Estrés, ansiedad, desórdenes del sueño, una mordida anormal o la ausencia de dientes son las principales causas de la aparición de bruxismo, según ha informado el miembro de la Comisión Médica de Vitaldent, Gustavo Camañas.

“El bruxismo es un hábito nocivo no consciente e involuntario que consiste en apretar, desplazar hacia los lados y/o rechinar los dientes, caracterizado por el contacto fuerte de los dientes superiores e inferiores. Este tipo de actos se suele manifestar en los periodos de sueño (bruxismo nocturno), pero en muchos casos es detectado por el propio paciente al darse en estados de conciencia, como trabajando (bruxismo diurno)”, ha explicado.

En este sentido, el miembro de la Comisión Médica de Vitaldent ha comentado que no siempre se conoce la causa exacta, pero el bruxismo tiene mucho que ver con los niveles de estrés que se soporta en el día a día. Es cierto que la genética es un factor relevante, sin embargo, el estrés y la ansiedad son con frecuencia los catalizadores”, ha apostillado.

El bruxismo, al ser un acto involuntario, es difícil de prevenir, por ello, es importante acudir a las revisiones periódicas (dos al año) para lograr un diagnóstico rápido y así evitar posibles efectos secundarios.

La realidad es que no siempre se da un patrón común en lo que respecta a los síntomas, pero por lo general, algunos de los problemas que se pueden identificar son el dolor de garganta al tragar, dolor de oído persistente, dolor de cabeza, malestar en el cuello y los hombros, disminución de la apertura bucal, cansancio rápido de los músculos de la masticación durante las comidas, dolor dental e insomnio.

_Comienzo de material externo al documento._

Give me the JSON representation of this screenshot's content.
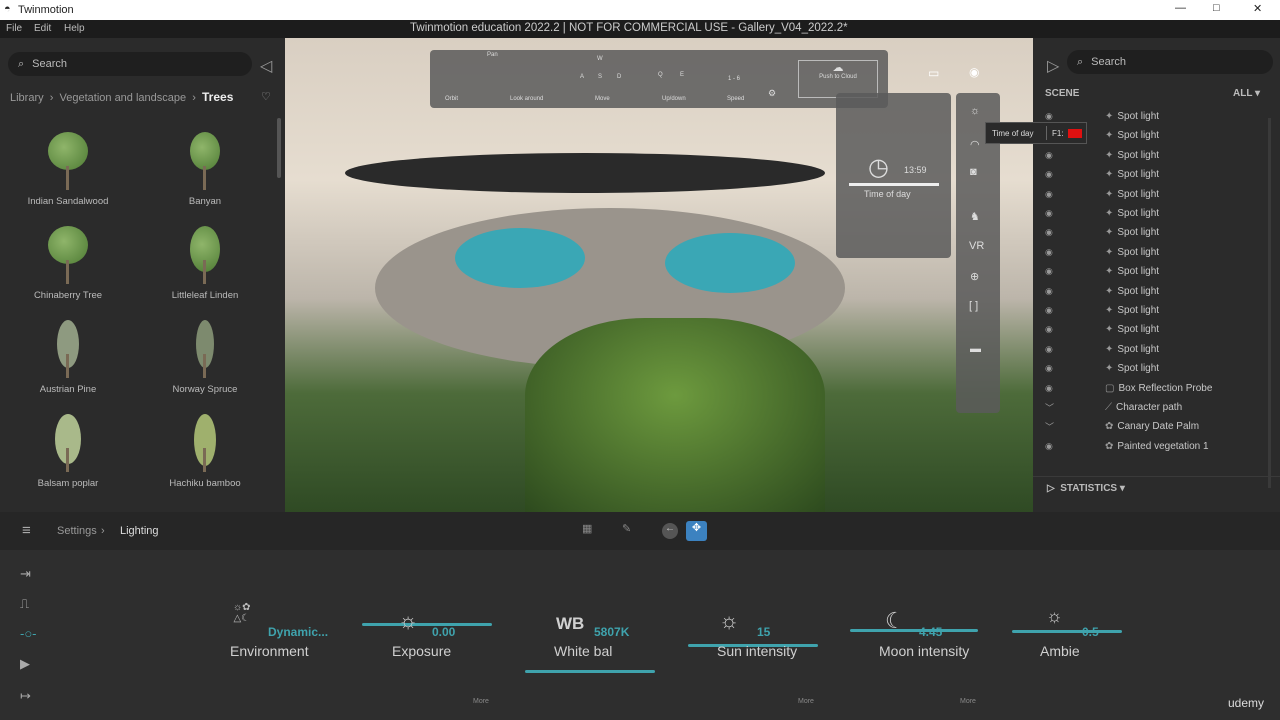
{
  "window": {
    "app_title": "Twinmotion",
    "doc_title": "Twinmotion education 2022.2 | NOT FOR COMMERCIAL USE - Gallery_V04_2022.2*",
    "menu": [
      "File",
      "Edit",
      "Help"
    ]
  },
  "library": {
    "search_placeholder": "Search",
    "breadcrumb": [
      "Library",
      "Vegetation and landscape",
      "Trees"
    ],
    "items": [
      "Indian Sandalwood",
      "Banyan",
      "Chinaberry Tree",
      "Littleleaf Linden",
      "Austrian Pine",
      "Norway Spruce",
      "Balsam poplar",
      "Hachiku bamboo"
    ]
  },
  "nav_help": {
    "pan": "Pan",
    "orbit": "Orbit",
    "look_around": "Look around",
    "move": "Move",
    "updown": "Up/down",
    "speed": "Speed",
    "speed_value": "1 - 6",
    "keys_move": [
      "W",
      "A",
      "S",
      "D"
    ],
    "keys_updown": [
      "Q",
      "E"
    ],
    "push_to_cloud": "Push to Cloud"
  },
  "time_of_day": {
    "time": "13:59",
    "label": "Time of day",
    "tooltip": "Time of day",
    "shortcut": "F1:",
    "vr": "VR"
  },
  "scene": {
    "search_placeholder": "Search",
    "title": "SCENE",
    "filter": "ALL",
    "items": [
      "Spot light",
      "Spot light",
      "Spot light",
      "Spot light",
      "Spot light",
      "Spot light",
      "Spot light",
      "Spot light",
      "Spot light",
      "Spot light",
      "Spot light",
      "Spot light",
      "Spot light",
      "Spot light",
      "Box Reflection Probe",
      "Character path",
      "Canary Date Palm",
      "Painted vegetation 1"
    ],
    "statistics": "STATISTICS"
  },
  "bottombar": {
    "breadcrumb": [
      "Settings",
      "Lighting"
    ]
  },
  "lighting": {
    "environment": {
      "label": "Environment",
      "value": "Dynamic..."
    },
    "exposure": {
      "label": "Exposure",
      "value": "0.00"
    },
    "white_balance": {
      "label": "White bal",
      "icon_text": "WB",
      "value": "5807K"
    },
    "sun": {
      "label": "Sun intensity",
      "value": "15"
    },
    "moon": {
      "label": "Moon intensity",
      "value": "4.45"
    },
    "ambient": {
      "label": "Ambie",
      "value": "0.5"
    },
    "more": "More"
  },
  "accent": "#3fa3ad",
  "watermark": "udemy"
}
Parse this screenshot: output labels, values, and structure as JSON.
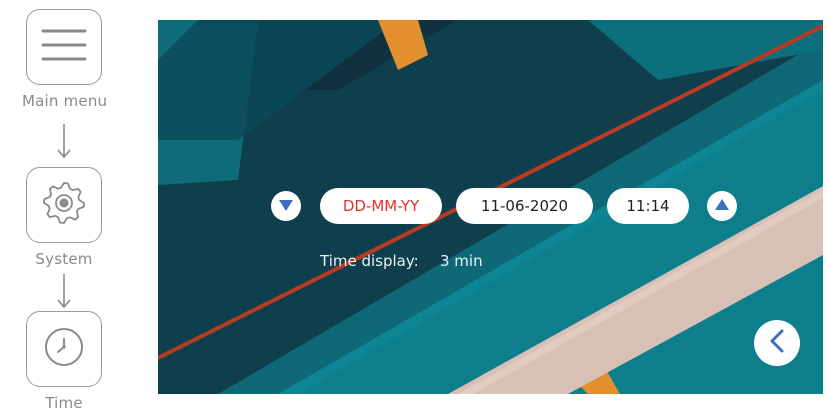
{
  "flow": {
    "steps": [
      {
        "label": "Main menu",
        "icon": "menu-icon"
      },
      {
        "label": "System",
        "icon": "gear-icon"
      },
      {
        "label": "Time",
        "icon": "clock-icon"
      }
    ]
  },
  "screen": {
    "controls": {
      "down_icon": "triangle-down-icon",
      "up_icon": "triangle-up-icon",
      "date_format": "DD-MM-YY",
      "date": "11-06-2020",
      "time": "11:14"
    },
    "time_display": {
      "label": "Time display:",
      "value": "3 min"
    },
    "back_icon": "chevron-left-icon"
  },
  "colors": {
    "accent_blue": "#3a6fc4",
    "active_red": "#e5322d",
    "nav_gray": "#8a8a8a"
  }
}
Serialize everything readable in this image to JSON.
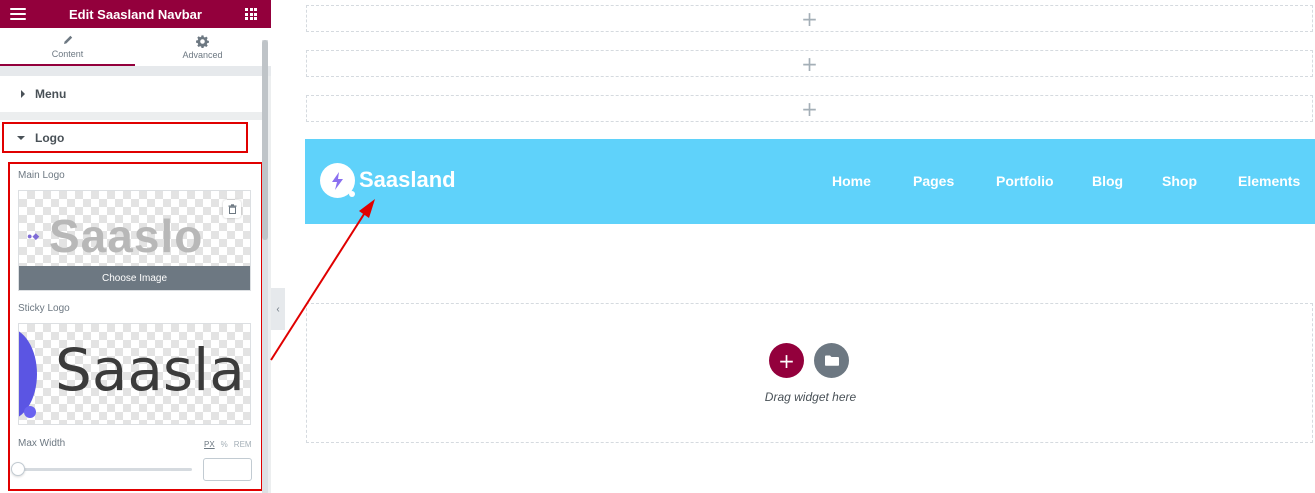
{
  "panel": {
    "title": "Edit Saasland Navbar",
    "tabs": [
      {
        "label": "Content",
        "icon": "pencil-icon"
      },
      {
        "label": "Advanced",
        "icon": "gear-icon"
      }
    ],
    "sections": {
      "menu": "Menu",
      "logo": "Logo"
    },
    "main_logo": {
      "label": "Main Logo",
      "preview_text": "Saaslo",
      "choose_label": "Choose Image"
    },
    "sticky_logo": {
      "label": "Sticky Logo",
      "preview_text": "Saasla"
    },
    "max_width": {
      "label": "Max Width",
      "units": [
        "PX",
        "%",
        "REM"
      ],
      "active_unit": "PX",
      "value": ""
    },
    "accent_color": "#93003c"
  },
  "canvas": {
    "add_section_rows": 3,
    "navbar": {
      "brand": "Saasland",
      "background": "#5fd2fa",
      "menu": [
        "Home",
        "Pages",
        "Portfolio",
        "Blog",
        "Shop",
        "Elements"
      ]
    },
    "drop_zone": {
      "text": "Drag widget here"
    }
  },
  "annotation_color": "#e00000"
}
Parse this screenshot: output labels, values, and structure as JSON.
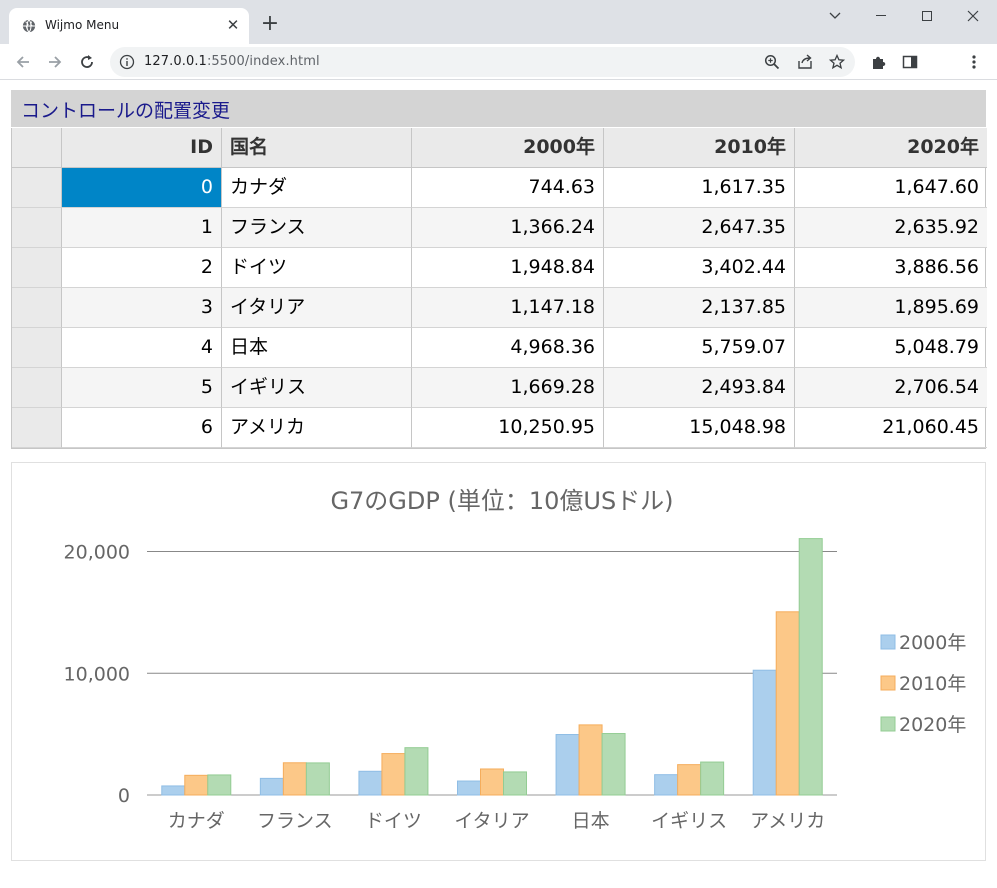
{
  "browser": {
    "tab_title": "Wijmo Menu",
    "url_host": "127.0.0.1",
    "url_rest": ":5500/index.html"
  },
  "page": {
    "header_title": "コントロールの配置変更"
  },
  "grid": {
    "columns": [
      "ID",
      "国名",
      "2000年",
      "2010年",
      "2020年"
    ],
    "rows": [
      {
        "id": "0",
        "country": "カナダ",
        "y2000": "744.63",
        "y2010": "1,617.35",
        "y2020": "1,647.60"
      },
      {
        "id": "1",
        "country": "フランス",
        "y2000": "1,366.24",
        "y2010": "2,647.35",
        "y2020": "2,635.92"
      },
      {
        "id": "2",
        "country": "ドイツ",
        "y2000": "1,948.84",
        "y2010": "3,402.44",
        "y2020": "3,886.56"
      },
      {
        "id": "3",
        "country": "イタリア",
        "y2000": "1,147.18",
        "y2010": "2,137.85",
        "y2020": "1,895.69"
      },
      {
        "id": "4",
        "country": "日本",
        "y2000": "4,968.36",
        "y2010": "5,759.07",
        "y2020": "5,048.79"
      },
      {
        "id": "5",
        "country": "イギリス",
        "y2000": "1,669.28",
        "y2010": "2,493.84",
        "y2020": "2,706.54"
      },
      {
        "id": "6",
        "country": "アメリカ",
        "y2000": "10,250.95",
        "y2010": "15,048.98",
        "y2020": "21,060.45"
      }
    ],
    "selected_row": 0
  },
  "colors": {
    "series_fill": [
      "#abcfed",
      "#fcc888",
      "#b3dbb3"
    ],
    "series_stroke": [
      "#8fbde5",
      "#f5ad5c",
      "#93cc93"
    ],
    "selection": "#0085c7"
  },
  "chart_data": {
    "type": "bar",
    "title": "G7のGDP (単位：10億USドル)",
    "categories": [
      "カナダ",
      "フランス",
      "ドイツ",
      "イタリア",
      "日本",
      "イギリス",
      "アメリカ"
    ],
    "series": [
      {
        "name": "2000年",
        "values": [
          744.63,
          1366.24,
          1948.84,
          1147.18,
          4968.36,
          1669.28,
          10250.95
        ]
      },
      {
        "name": "2010年",
        "values": [
          1617.35,
          2647.35,
          3402.44,
          2137.85,
          5759.07,
          2493.84,
          15048.98
        ]
      },
      {
        "name": "2020年",
        "values": [
          1647.6,
          2635.92,
          3886.56,
          1895.69,
          5048.79,
          2706.54,
          21060.45
        ]
      }
    ],
    "ylim": [
      0,
      23000
    ],
    "yticks": [
      0,
      10000,
      20000
    ],
    "ytick_labels": [
      "0",
      "10,000",
      "20,000"
    ],
    "grid": "horizontal",
    "legend": "right"
  }
}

“Por fortuna, en el 90 por ciento de los casos, el bruxismo surge por una disfunción neuromuscular. Esto se debe a que los músculos se contraen de forma constante y sostenida, produciendo su cansancio (contractura), que por lo general es doloroso”, ha argumentado Camañas.

Desde el punto de vista odontológico, lo ideal es que el paciente utilice una férula de descarga durante la vigila nocturna, lo que evitará esa fricción de los dientes y, en consecuencia, paliará los dolores de cabeza, oídos y mandíbula, y servirá para prevenir los problemas de articulación temporomandibular.

Sin embargo, las férulas no resuelven el problema y, aunque desaparezca el dolor mientras se usan, éste volverá a aparecer si se dejan de utilizar. Por ello, y para evitar estos síntomas, desde la Comisión Médica de Vitaldent recomienda intentar relajarse unos 60 a 90 minutos antes de dormir, mantenerse en buena forma física, pero no hacer ejercicio físico extremo pasadas las 18.00 horas, evitar el alcohol, café o té y las comidas copiosas durante las 3 horas previas a acostarse, no fumar pasadas las 19.00 horas y mantener la temperatura del dormitorio a unos 18 grados centígrados.